A Study in Subjects With Recurrent Malignant Glioma

Inclusion Criteria

• Histologically confirmed diagnosis of Grade 3 or 4 malignant glioma.
• All subjects who have a first or second recurrence following primary management with surgical resection or biopsy, radiotherapy and up to 2 prior systemic treatments with addition of:
• No prior bevacizumab treatment is allowed for Cohort 1 and Cohort 2.
• Subjects must have disease progression following prior bevacizumab treatment for Cohort 3.
• For all cohorts, no prior anti-vascular endothelial growth factor (VEGF/VEGFR) therapy except for bevacizumab as specified above.
• Karnofsky score of 70% or greater.
• Adequately controlled blood pressure (BP) with or without antihypertensive medications, defined as BP less than 150/90 mmHg at screening and no change in antihypertensive medications within 1 week prior to the Screening Visit.
• Adequate renal function, adequate bone marrow function, adequate blood coagulation function and adequate liver function, as defined in protocol.
• No evidence of hemorrhage on the baseline magnetic resonance imaging (MRI) scan other than in those subjects who are stable grade 1.

Exclusion criteria

• Females who are pregnant or breastfeeding.
• Subjects who received enzyme-inducing anti-epileptic agents within 14 days before the first dose of study drug (eg, carbamazepine, phenytoin, phenobarbital, primidone, or oxcarbazepine).
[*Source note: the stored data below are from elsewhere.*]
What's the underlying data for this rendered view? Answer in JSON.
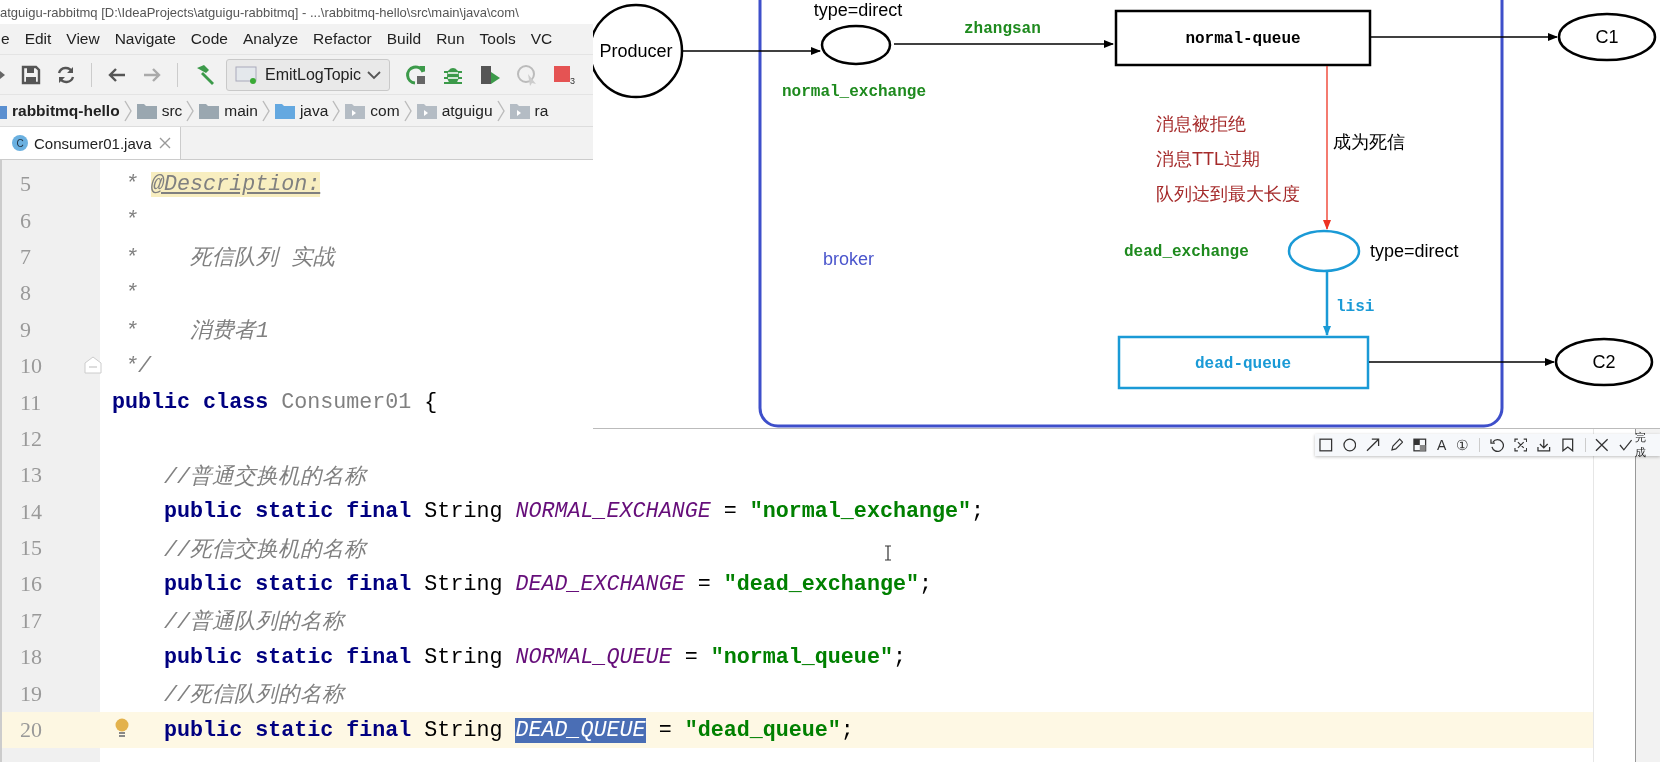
{
  "window": {
    "title": "atguigu-rabbitmq [D:\\IdeaProjects\\atguigu-rabbitmq] - ...\\rabbitmq-hello\\src\\main\\java\\com\\"
  },
  "menu": [
    "e",
    "Edit",
    "View",
    "Navigate",
    "Code",
    "Analyze",
    "Refactor",
    "Build",
    "Run",
    "Tools",
    "VC"
  ],
  "toolbar": {
    "run_config": "EmitLogTopic",
    "stop_badge": "3"
  },
  "breadcrumb": [
    {
      "label": "rabbitmq-hello",
      "kind": "module"
    },
    {
      "label": "src",
      "kind": "folder"
    },
    {
      "label": "main",
      "kind": "folder"
    },
    {
      "label": "java",
      "kind": "source"
    },
    {
      "label": "com",
      "kind": "package"
    },
    {
      "label": "atguigu",
      "kind": "package"
    },
    {
      "label": "ra",
      "kind": "package"
    }
  ],
  "tabs": [
    {
      "label": "Consumer01.java",
      "icon_letter": "C",
      "selected": true
    }
  ],
  "editor": {
    "lines": [
      {
        "number": "5",
        "current": false,
        "fold": false,
        "tokens": [
          {
            "kind": "comment",
            "text": " * "
          },
          {
            "kind": "doctag",
            "text": "@Description:"
          }
        ]
      },
      {
        "number": "6",
        "current": false,
        "fold": false,
        "tokens": [
          {
            "kind": "comment",
            "text": " *"
          }
        ]
      },
      {
        "number": "7",
        "current": false,
        "fold": false,
        "tokens": [
          {
            "kind": "comment",
            "text": " *    死信队列 实战"
          }
        ]
      },
      {
        "number": "8",
        "current": false,
        "fold": false,
        "tokens": [
          {
            "kind": "comment",
            "text": " *"
          }
        ]
      },
      {
        "number": "9",
        "current": false,
        "fold": false,
        "tokens": [
          {
            "kind": "comment",
            "text": " *    消费者1"
          }
        ]
      },
      {
        "number": "10",
        "current": false,
        "fold": true,
        "tokens": [
          {
            "kind": "comment",
            "text": " */"
          }
        ]
      },
      {
        "number": "11",
        "current": false,
        "fold": false,
        "tokens": [
          {
            "kind": "keyword",
            "text": "public class"
          },
          {
            "kind": "classname",
            "text": " Consumer01"
          },
          {
            "kind": "plain",
            "text": " {"
          }
        ]
      },
      {
        "number": "12",
        "current": false,
        "fold": false
      },
      {
        "number": "13",
        "current": false,
        "fold": false,
        "tokens": [
          {
            "kind": "comment",
            "text": "    //普通交换机的名称"
          }
        ]
      },
      {
        "number": "14",
        "current": false,
        "fold": false,
        "tokens": [
          {
            "kind": "keyword",
            "text": "    public static final"
          },
          {
            "kind": "plain",
            "text": " String "
          },
          {
            "kind": "constant",
            "text": "NORMAL_EXCHANGE"
          },
          {
            "kind": "plain",
            "text": " = "
          },
          {
            "kind": "string",
            "text": "\"normal_exchange\""
          },
          {
            "kind": "plain",
            "text": ";"
          }
        ]
      },
      {
        "number": "15",
        "current": false,
        "fold": false,
        "tokens": [
          {
            "kind": "comment",
            "text": "    //死信交换机的名称"
          }
        ]
      },
      {
        "number": "16",
        "current": false,
        "fold": false,
        "tokens": [
          {
            "kind": "keyword",
            "text": "    public static final"
          },
          {
            "kind": "plain",
            "text": " String "
          },
          {
            "kind": "constant",
            "text": "DEAD_EXCHANGE"
          },
          {
            "kind": "plain",
            "text": " = "
          },
          {
            "kind": "string",
            "text": "\"dead_exchange\""
          },
          {
            "kind": "plain",
            "text": ";"
          }
        ]
      },
      {
        "number": "17",
        "current": false,
        "fold": false,
        "tokens": [
          {
            "kind": "comment",
            "text": "    //普通队列的名称"
          }
        ]
      },
      {
        "number": "18",
        "current": false,
        "fold": false,
        "tokens": [
          {
            "kind": "keyword",
            "text": "    public static final"
          },
          {
            "kind": "plain",
            "text": " String "
          },
          {
            "kind": "constant",
            "text": "NORMAL_QUEUE"
          },
          {
            "kind": "plain",
            "text": " = "
          },
          {
            "kind": "string",
            "text": "\"normal_queue\""
          },
          {
            "kind": "plain",
            "text": ";"
          }
        ]
      },
      {
        "number": "19",
        "current": false,
        "fold": false,
        "tokens": [
          {
            "kind": "comment",
            "text": "    //死信队列的名称"
          }
        ]
      },
      {
        "number": "20",
        "current": true,
        "fold": false,
        "tokens": [
          {
            "kind": "keyword",
            "text": "    public static final"
          },
          {
            "kind": "plain",
            "text": " String "
          },
          {
            "kind": "selection",
            "text": "DEAD_QUEUE"
          },
          {
            "kind": "plain",
            "text": " = "
          },
          {
            "kind": "string",
            "text": "\"dead_queue\""
          },
          {
            "kind": "plain",
            "text": ";"
          }
        ]
      }
    ]
  },
  "diagram": {
    "producer": "Producer",
    "exchange_type_top": "type=direct",
    "normal_exchange": "normal_exchange",
    "routing_key_normal": "zhangsan",
    "normal_queue": "normal-queue",
    "consumer_1": "C1",
    "dead_reasons": [
      "消息被拒绝",
      "消息TTL过期",
      "队列达到最大长度"
    ],
    "dead_letter_label": "成为死信",
    "broker": "broker",
    "dead_exchange": "dead_exchange",
    "exchange_type_dead": "type=direct",
    "routing_key_dead": "lisi",
    "dead_queue": "dead-queue",
    "consumer_2": "C2"
  },
  "capture_toolbar": {
    "text_tool": "A",
    "step_tool": "①",
    "done": "完成"
  }
}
• Active infection requiring intravenous antibiotics.
• Therapeutic anti-coagulation with warfarin, aspirin, nonsteroidal anti-inflammatory drugs or clopidogrel (low molecular weight heparin is acceptable).
• Subjects with 24-hour urine protein greater than or equal to 1 gm.
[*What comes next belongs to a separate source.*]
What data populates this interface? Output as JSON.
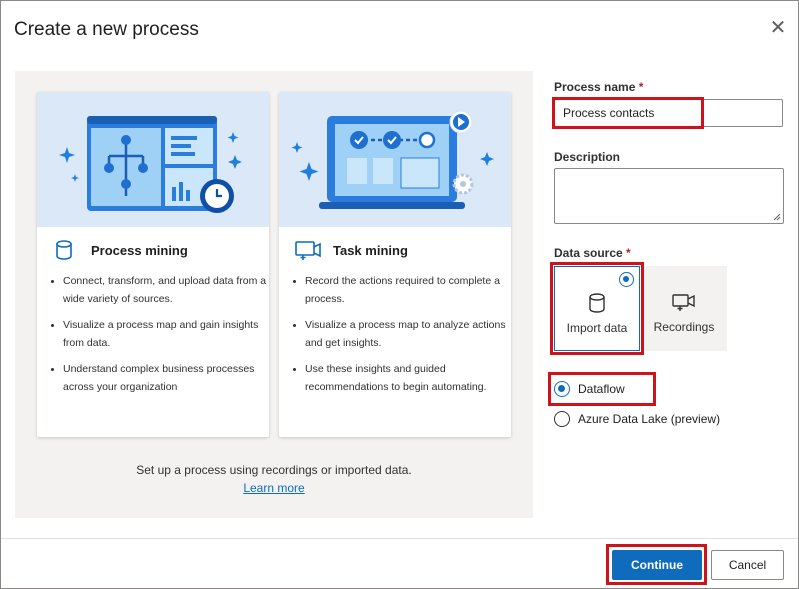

• Prior surgical resection within 4 weeks, or prior stereotactic biopsy within 2 weeks, of Screening Visit.
• Prior radiotherapy within 12 weeks unless there is a new area of enhancement consistent with recurrent tumor outside of the radiation field, or there is biopsy-proven unequivocal viable tumor on histopathologic sampling.
• Prior chemotherapy (6 weeks for nitrosoureas), or any investigational agent within 4 weeks unless the subject has recovered from all anticipated toxicities associated with that therapy; prior bevacizumab therapy (Cohorts 1 and 2); for Cohort 3, prior bevacizumab therapy within 3 weeks.
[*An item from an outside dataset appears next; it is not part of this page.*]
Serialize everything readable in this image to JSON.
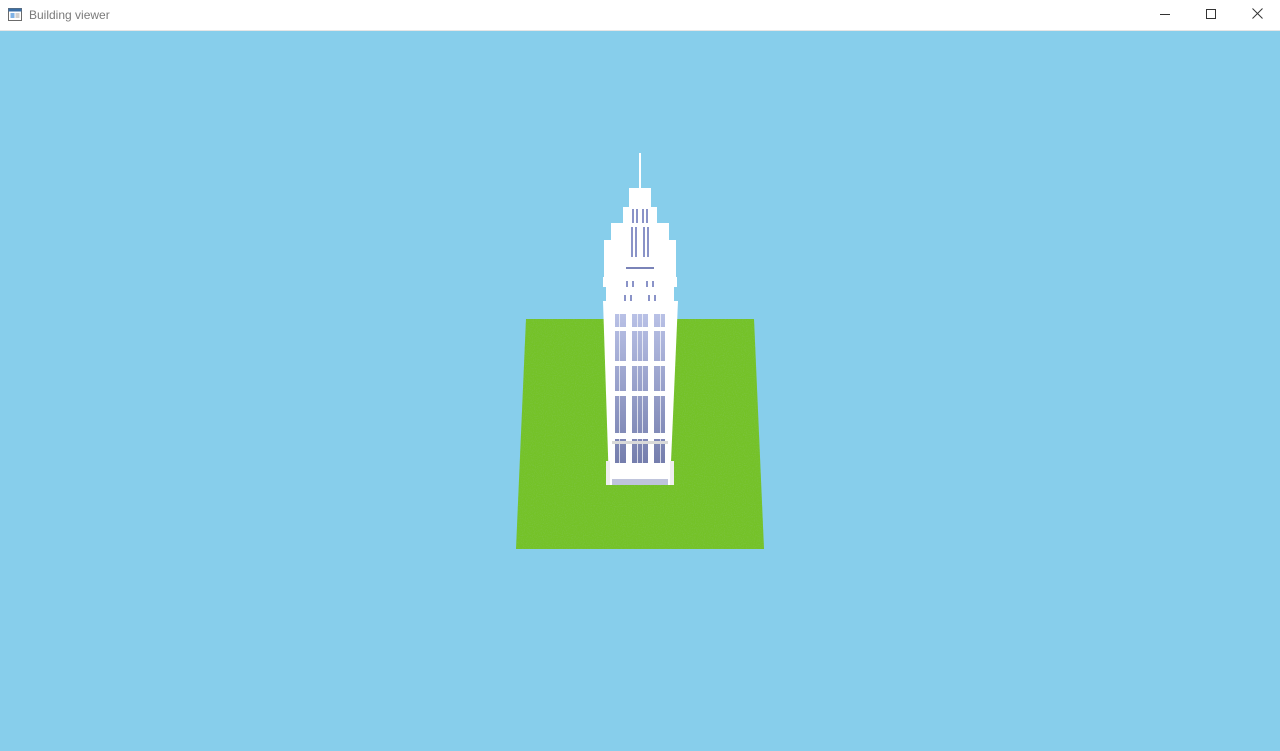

• Significant cardiovascular impairment: history of congestive heart failure greater than New York Heart Association (NYHA) Class II ; unstable angina; myocardial infarction or stroke within 6 months of the first dose of study drug; or cardiac arrhythmia requiring medical treatment.
• Prolongation of QTc interval to greater than 480 msec.
• Active hemoptysis (bright red blood of at least 1/2 teaspoon) within 3 weeks prior to the first dose of study drug.